Os Pântanos da Mesopotâmia, alimentados pelos rios Tigre e Eufrates, é tido por muitos cristãos como local do Jardim do Éden.

fonte: Guiame, com informações de Reuters

Atualizado: Quarta-feira, 20 Julho de 2016 as 3:28

Moradores locais reunidos nos pântanos de Nassiriya, ao sudeste do Iraque.(Foto Reuters/Essam Al-Sudani)
Moradores locais reunidos nos pântanos de Nassiriya, ao sudeste do Iraque.(Foto Reuters/Essam Al-Sudani)

Os Pântanos da Mesopotâmia, região tida por muitos cristãos como local do Jardim do Éden, tornou-se um patrimônio mundial da UNESCO, segundo anúncio feito pelas autoridades iraquianas neste domingo (17).

Localizado no sudeste do Iraque, o ecossistema úmido é alimentado pelos rios Tigre e Eufrates, tornando o local pleno de água e vida natural. No entanto, a região nem sempre foi mantida assim.

Na década de 1990, os rios que abasteciam a área foram drenados pelo ex-líder iraquiano Saddam Hussein. Sua ação foi feita para punir as tribos árabes nativas da região pantanosa e outros opositores que se refugiavam no local — que haviam se revoltado contra seu governo após a primeira Guerra do Golfo.

Hussein construiu uma rede de canais para desviar a água dos rios Eufrates e Tigre, direcionando-a para o mar.

O quadro foi revertido apenas depois da queda do ex-líder pelos Estados Unidos, em 2003. Desde então, moradores e agências ambientais trabalharam para destruir as barragens e restaurar a região.

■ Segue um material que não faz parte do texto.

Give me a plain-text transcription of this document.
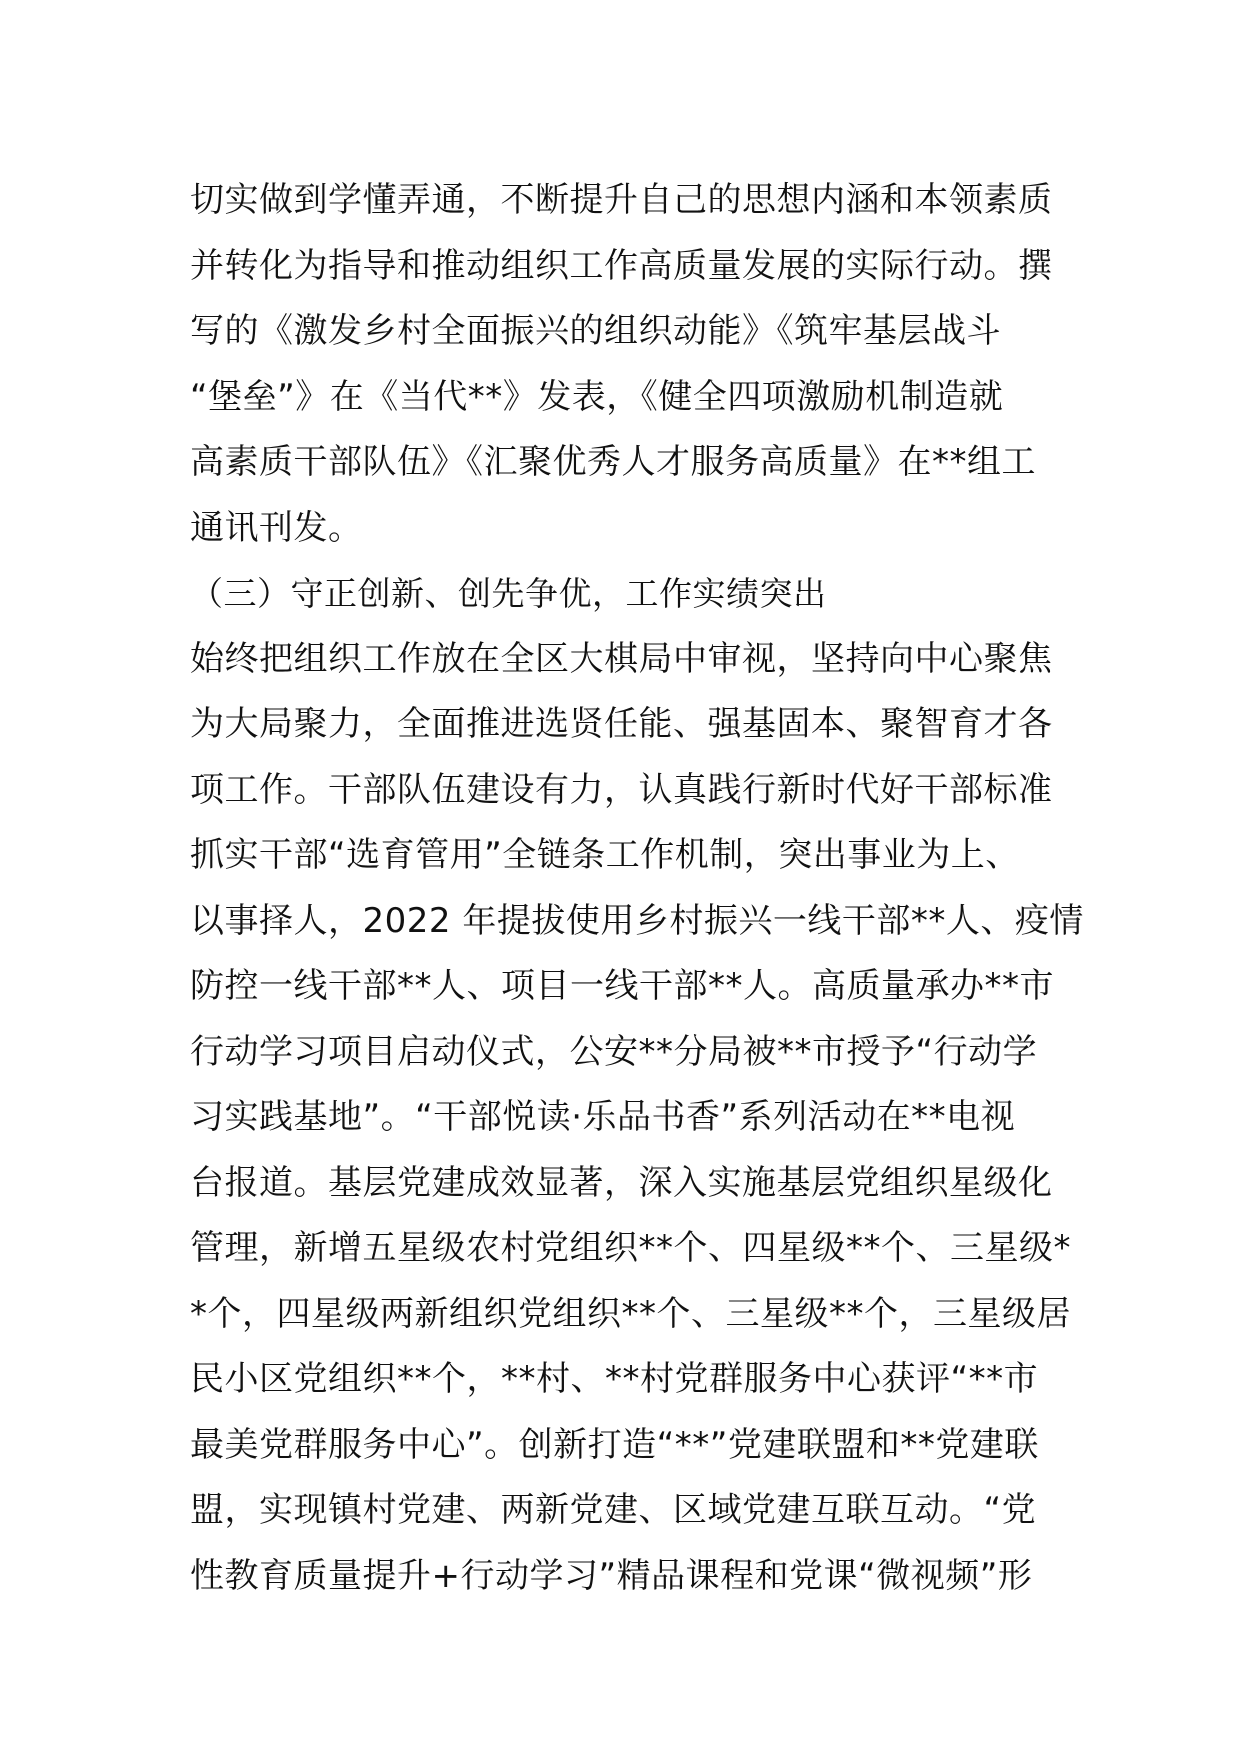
切实做到学懂弄通，不断提升自己的思想内涵和本领素质
并转化为指导和推动组织工作高质量发展的实际行动。撰
写的《激发乡村全面振兴的组织动能》《筑牢基层战斗
“堡垒”》在《当代**》发表，《健全四项激励机制造就
高素质干部队伍》《汇聚优秀人才服务高质量》在**组工
通讯刊发。
（三）守正创新、创先争优，工作实绩突出
始终把组织工作放在全区大棋局中审视，坚持向中心聚焦
为大局聚力，全面推进选贤任能、强基固本、聚智育才各
项工作。干部队伍建设有力，认真践行新时代好干部标准
抓实干部“选育管用”全链条工作机制，突出事业为上、
以事择人，2022 年提拔使用乡村振兴一线干部**人、疫情
防控一线干部**人、项目一线干部**人。高质量承办**市
行动学习项目启动仪式，公安**分局被**市授予“行动学
习实践基地”。“干部悦读·乐品书香”系列活动在**电视
台报道。基层党建成效显著，深入实施基层党组织星级化
管理，新增五星级农村党组织**个、四星级**个、三星级*
*个，四星级两新组织党组织**个、三星级**个，三星级居
民小区党组织**个，**村、**村党群服务中心获评“**市
最美党群服务中心”。创新打造“**”党建联盟和**党建联
盟，实现镇村党建、两新党建、区域党建互联互动。“党
性教育质量提升+行动学习”精品课程和党课“微视频”形
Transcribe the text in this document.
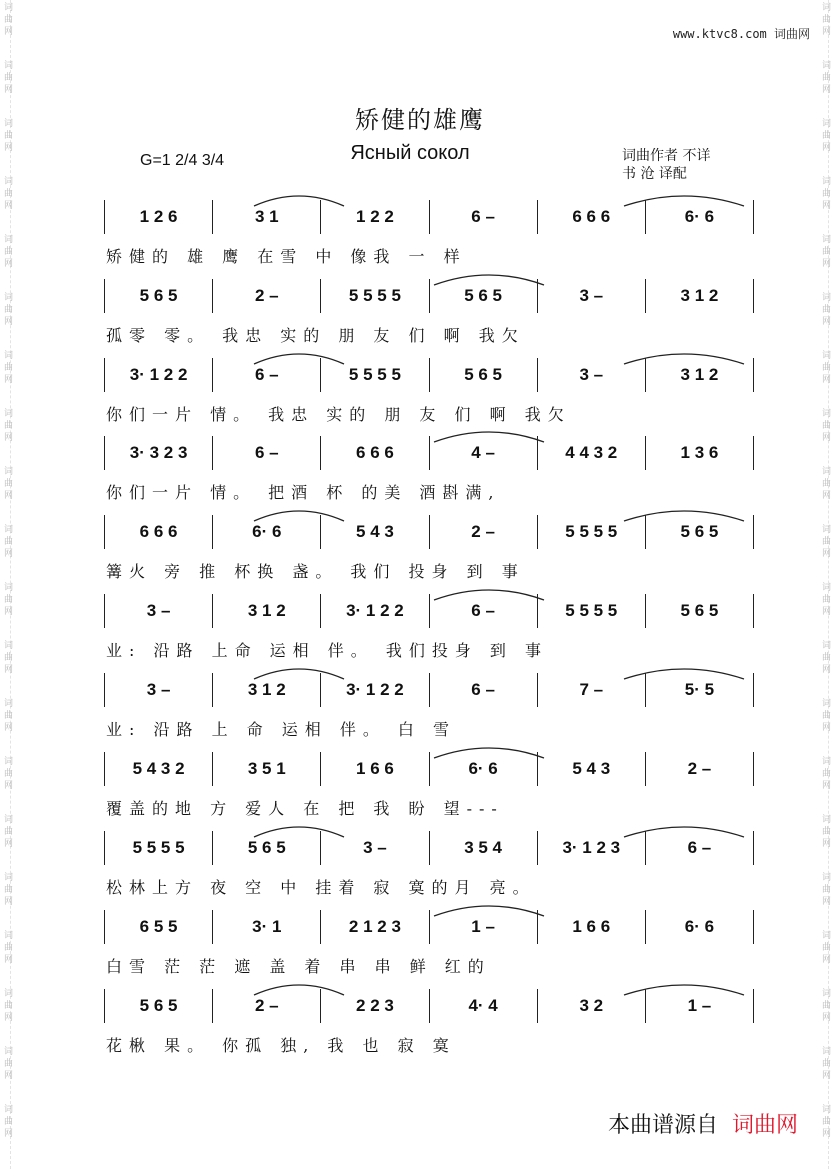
词
曲
网
词
曲
网
词
曲
网
词
曲
网
词
曲
网
词
曲
网
词
曲
网
词
曲
网
词
曲
网
词
曲
网
词
曲
网
词
曲
网
词
曲
网
词
曲
网
词
曲
网
词
曲
网
词
曲
网
词
曲
网
词
曲
网
词
曲
网
词
曲
网
词
曲
网
词
曲
网
词
曲
网
词
曲
网
词
曲
网
词
曲
网
词
曲
网
词
曲
网
词
曲
网
词
曲
网
词
曲
网
词
曲
网
词
曲
网
词
曲
网
词
曲
网
词
曲
网
词
曲
网
词
曲
网
词
曲
网
www.ktvc8.com 词曲网
矫健的雄鹰
Ясный сокол
G=1 2/4 3/4	词曲作者 不详
书 沧 译配
1 2 6	3 1	1 2 2	6 –	6 6 6	6· 6
矫健的 雄 鹰 在雪 中 像我 一 样
5 6 5	2 –	5 5 5 5	5 6 5	3 –	3 1 2
孤零 零。 我忠 实的 朋 友 们 啊 我欠
3· 1 2 2	6 –	5 5 5 5	5 6 5	3 –	3 1 2
你们一片 情。 我忠 实的 朋 友 们 啊 我欠
3· 3 2 3	6 –	6 6 6	4 –	4 4 3 2	1 3 6
你们一片 情。 把酒 杯 的美 酒斟满,
6 6 6	6· 6	5 4 3	2 –	5 5 5 5	5 6 5
篝火 旁 推 杯换 盏。 我们 投身 到 事
3 –	3 1 2	3· 1 2 2	6 –	5 5 5 5	5 6 5
业: 沿路 上命 运相 伴。 我们投身 到 事
3 –	3 1 2	3· 1 2 2	6 –	7 –	5· 5
业: 沿路 上 命 运相 伴。 白 雪
5 4 3 2	3 5 1	1 6 6	6· 6	5 4 3	2 –
覆盖的地 方 爱人 在 把 我 盼 望---
5 5 5 5	5 6 5	3 –	3 5 4	3· 1 2 3	6 –
松林上方 夜 空 中 挂着 寂 寞的月 亮。
6 5 5	3· 1	2 1 2 3	1 –	1 6 6	6· 6
白雪 茫 茫 遮 盖 着 串 串 鲜 红的
5 6 5	2 –	2 2 3	4· 4	3 2	1 –
花楸 果。 你孤 独, 我 也 寂 寞
本曲谱源自 词曲网
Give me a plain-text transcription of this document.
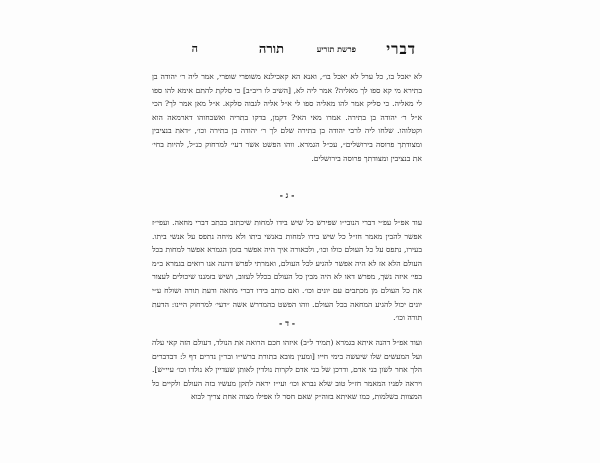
דברי
פרשת תזריע
תורה
ה
לא יאכל בו, כל ערל לא יאכל בו״, ואנא הא קאכילנא משופרי שופרי, אמר ליה ר׳ יהודה בן בתירא מי קא ספו לך מאליה? אמר ליה לא, [השיב לו ריב״ב] כי סלקת להתם אימא להו ספו לי מאליה. כי סליק אמר להו מאליה ספו לי א״ל אליה לגבוה סלקא. א״ל מאן אמר לך? הכי א״ל ר׳ יהודה בן בתירה. אמרו מאי האי? דקמן, בדקו בתריה ואשכחוהו דארמאה הוא וקטלוהו. שלחו ליה לרבי יהודה בן בתירה שלם לך ר׳ יהודה בן בתירה וכו׳, ״דאת בנציבין ומצודתך פרוסה בירושלים״, עכ״ל הגמרא. ווהו הפשט אשר דעי׳ למרחוק כנ״ל, להיות בחי׳ את בנציבין ומצודתך פרוסה בירושלים.
- ג -
עוד אפ״ל עפ״י דברי הנובי״ו שפירש כל שיש בידו למחות שיכתוב בכתב דברי מחאה. ועפי״ז אפשר להבין מאמר חז״ל כל שיש בידו למחות באנשי ביתו ולא מיחה נתפס על אנשי ביתו. בעירו, נתפס על כל העולם כולו וכו׳, ולכאורה איך היה אפשר בזמן הגמרא אפשר למחות בכל העולם הלא אז לא היה אפשר להגיע לכל העולם, ואמרתי לפרש דהנה אנו רואים בגמרא ב״מ בפי׳ איזה נשך, מפרש דאו לא היה מבין כל העולם בכלל לעזוב, ושיש בזמננו שיכולים לעצור את כל העולם מן מכתבים עם יונים וכו׳. ואם כותב בידו דברי מחאה ודעת תורה ושולח ע״י יונים יכול להגיע המחאה בכל העולם. ווהו הפשט בהמדרש אשה ״דעי׳ למרחוק היינו: הדעת תורה וכו׳.
- ד -
ועוד אפ״ל דהנה איתא בגמרא (תמיד ל״ב) איזהו חכם הרואה את הנולד, דעולם הזה קאי עלה ועל המעשים שלו שיעשה בימי חייו [ומעין מובא בתורת ברשי״ו ובר״ן נדרים דף ל: דבדברים הלך אחר לשון בני אדם, ודרכן של בני אדם לקרות נולדין לאותן שעדיין לא נולדו וכו׳ עיי״ש]. ויראה לפניו המאמר חז״ל טוב שלא נברא וכו׳ ועי״ז יראה לתקן מעשיו בזה העולם ולקיים כל המצוות בשלמות, כמו שאיתא בזוה״ק שאם חסר לו אפילו מצוה אחת צריך לבוא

Os pântanos, que tinham a extensão de 9 mil quilômetros quadrados na década de 1970, foram reduzido para apenas 760 quilômetros quadrados até 2002, antes de sua recuperação. O Iraque anunciou que pretende recuperar um total de 6 mil quilômetros quadrados.

Em fronteira com o Irã, os pântanos têm sido utilizados nos últimos anos para o contrabando de drogas, armas e cativeiros de reféns. As tribos árabes nativas viveram nos Pântanos da Mesopotâmia por milênios, mas ultimamente têm vivido à margem da sociedade iraquiana.

No domingo, o primeiro-ministro iraquiano, Haider al-Abadi, elogiou a decisão da UNESCO que, segundo ele, "coincide com as vitórias militares consecutivas na guerra contra o Estado Islâmico”.

O grupo terrorista, que já perdeu metade do território que foi dominado por eles em 2014, ainda controla alguns dos mais ricos sítios arqueológicos do mundo no norte do Iraque.